As inequalities between rich and poor, men and women, developing and developed countries widen, a two-track world of haves and have-nots holds clear and obvious dangers for everyone. Without urgent, ambitious action, this gap will translate into not only a catastrophic development deficit in many countries – but an explosive trust deficit around the world.

This is why I am calling on the G20 to approve an SDG Stimulus – to scale up affordable long-term financing for countries in need, by at least $500 billion a year.

The SDG Stimulus aims to boost long term investments in sustainable development, particularly where transformation is most urgent: renewable energy, sustainable food systems, and the digital revolution. Developing countries need financing and technology to go through these transitions with minimal social disruptions.

This requires action in three areas.

First, we must tackle the high cost of debt and the rising risks of debt distress.  We need a new initiative to address debt relief and restructuring for all countries at risk – from least developed countries to vulnerable middle-income countries.

Debt instruments should incorporate disaster and pandemic clauses that halt payments in times of crisis. The SDG Stimulus also calls for innovative tools to replace debt with SDG investments. We need a new debt architecture to deal effectively with the new debt landscape.

Second, we must scale up long-term concessional financing for all countries in need.

Long-term productive investments in sustainability can combat the climate crisis, create decent jobs, stimulate growth, and build resilience.

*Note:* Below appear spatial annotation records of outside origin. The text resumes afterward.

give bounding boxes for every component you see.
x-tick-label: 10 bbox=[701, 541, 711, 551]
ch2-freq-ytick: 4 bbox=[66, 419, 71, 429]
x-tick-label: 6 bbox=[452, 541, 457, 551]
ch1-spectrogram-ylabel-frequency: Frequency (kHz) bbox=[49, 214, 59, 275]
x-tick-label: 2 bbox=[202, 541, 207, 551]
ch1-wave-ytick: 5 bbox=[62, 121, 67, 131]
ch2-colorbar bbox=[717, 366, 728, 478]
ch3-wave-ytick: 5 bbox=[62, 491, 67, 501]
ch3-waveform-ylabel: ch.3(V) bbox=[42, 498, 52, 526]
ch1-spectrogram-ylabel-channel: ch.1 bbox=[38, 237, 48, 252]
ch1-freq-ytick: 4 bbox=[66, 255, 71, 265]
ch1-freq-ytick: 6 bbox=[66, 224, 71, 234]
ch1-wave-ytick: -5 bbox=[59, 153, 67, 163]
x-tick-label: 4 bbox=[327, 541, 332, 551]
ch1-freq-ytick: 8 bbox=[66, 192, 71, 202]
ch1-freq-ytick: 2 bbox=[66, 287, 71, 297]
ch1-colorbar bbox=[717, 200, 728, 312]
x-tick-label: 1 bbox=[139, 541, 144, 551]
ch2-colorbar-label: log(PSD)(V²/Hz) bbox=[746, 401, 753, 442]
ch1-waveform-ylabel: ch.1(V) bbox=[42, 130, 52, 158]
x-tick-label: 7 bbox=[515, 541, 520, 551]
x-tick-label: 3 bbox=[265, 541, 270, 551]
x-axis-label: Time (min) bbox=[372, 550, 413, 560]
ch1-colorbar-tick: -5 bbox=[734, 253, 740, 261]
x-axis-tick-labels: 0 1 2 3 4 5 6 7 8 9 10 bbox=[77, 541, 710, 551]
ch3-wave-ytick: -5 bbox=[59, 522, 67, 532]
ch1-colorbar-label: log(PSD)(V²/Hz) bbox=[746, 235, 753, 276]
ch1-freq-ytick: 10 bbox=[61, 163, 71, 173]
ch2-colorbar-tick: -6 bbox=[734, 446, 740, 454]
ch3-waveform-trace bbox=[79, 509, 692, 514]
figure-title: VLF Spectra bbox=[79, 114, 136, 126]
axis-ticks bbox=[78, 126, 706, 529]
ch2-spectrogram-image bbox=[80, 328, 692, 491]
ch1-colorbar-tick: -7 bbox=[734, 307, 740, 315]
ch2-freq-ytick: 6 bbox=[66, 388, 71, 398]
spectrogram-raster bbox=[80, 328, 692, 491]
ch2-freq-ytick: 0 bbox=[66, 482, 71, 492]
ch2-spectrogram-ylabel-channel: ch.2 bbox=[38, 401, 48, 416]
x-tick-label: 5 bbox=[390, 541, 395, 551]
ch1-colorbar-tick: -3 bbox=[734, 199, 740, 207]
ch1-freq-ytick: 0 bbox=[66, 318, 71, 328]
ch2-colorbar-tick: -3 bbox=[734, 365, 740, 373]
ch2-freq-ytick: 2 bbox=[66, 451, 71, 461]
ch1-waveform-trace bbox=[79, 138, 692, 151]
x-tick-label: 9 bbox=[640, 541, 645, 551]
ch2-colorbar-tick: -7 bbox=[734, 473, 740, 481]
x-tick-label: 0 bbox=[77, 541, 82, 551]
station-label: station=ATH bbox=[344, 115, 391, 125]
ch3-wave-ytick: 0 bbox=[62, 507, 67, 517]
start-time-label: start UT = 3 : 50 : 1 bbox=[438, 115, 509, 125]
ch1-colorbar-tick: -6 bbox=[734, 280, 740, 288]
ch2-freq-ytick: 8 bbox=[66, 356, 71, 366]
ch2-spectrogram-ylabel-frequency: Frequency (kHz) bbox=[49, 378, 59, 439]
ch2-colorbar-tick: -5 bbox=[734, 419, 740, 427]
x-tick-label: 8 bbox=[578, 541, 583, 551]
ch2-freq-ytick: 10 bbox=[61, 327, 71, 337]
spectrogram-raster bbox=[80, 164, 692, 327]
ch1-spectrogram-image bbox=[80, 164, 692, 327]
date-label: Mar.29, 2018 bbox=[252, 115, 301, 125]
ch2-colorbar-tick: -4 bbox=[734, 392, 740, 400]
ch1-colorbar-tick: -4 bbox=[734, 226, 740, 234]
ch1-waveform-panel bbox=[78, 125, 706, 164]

Multilateral development banks must play a constructive role in such investment. To boost their lending capacity, they should use existing capital more efficiently, building on the G20’s review of capital adequacy, along with new capital infusions. The SDGs should be incorporated into all stages of the lending process.

Multilateral Development Banks should transform their business models and accept a new approach to risk. This includes massively leveraging their funds to attract greater flows of private finance into developing countries.

Third, we must expand contingency and emergency financing to countries in need. Last year the International Monetary Fund allocated $650 billion in Special Drawing Rights – the main global mechanism to boost liquidity during crises. Based on current quotas, developed countries received 26 times more than Least Developed Countries, and 13 times more than all the countries of Africa combined.

Emergency financing should automatically go to the neediest countries. Instead, it is widening inequalities. The SDG Stimulus calls for a meaningful reallocation of unused SDRs to the countries that need them.  We should also rethink the role of SDRs, especially in facilitating sustainable investment.

All these proposals are being discussed by the G20, the governing bodies of international financial institutions, and in innovative processes including the Bridgetown Initiative led by Barbadian Prime Minister Mia Amor Mottley, as well as at the United Nations. The SDG Stimulus brings these separate discussions together – and calls for greater ambition and immediate action.

It is our shared responsibility to secure a prosperous, sustainable future for all.

The SDGs are the pathway to securing that future – and the SDG Stimulus is the vehicle to get us there.

The world must get on board now. The Sustainable Development Goals are simply too big to fail.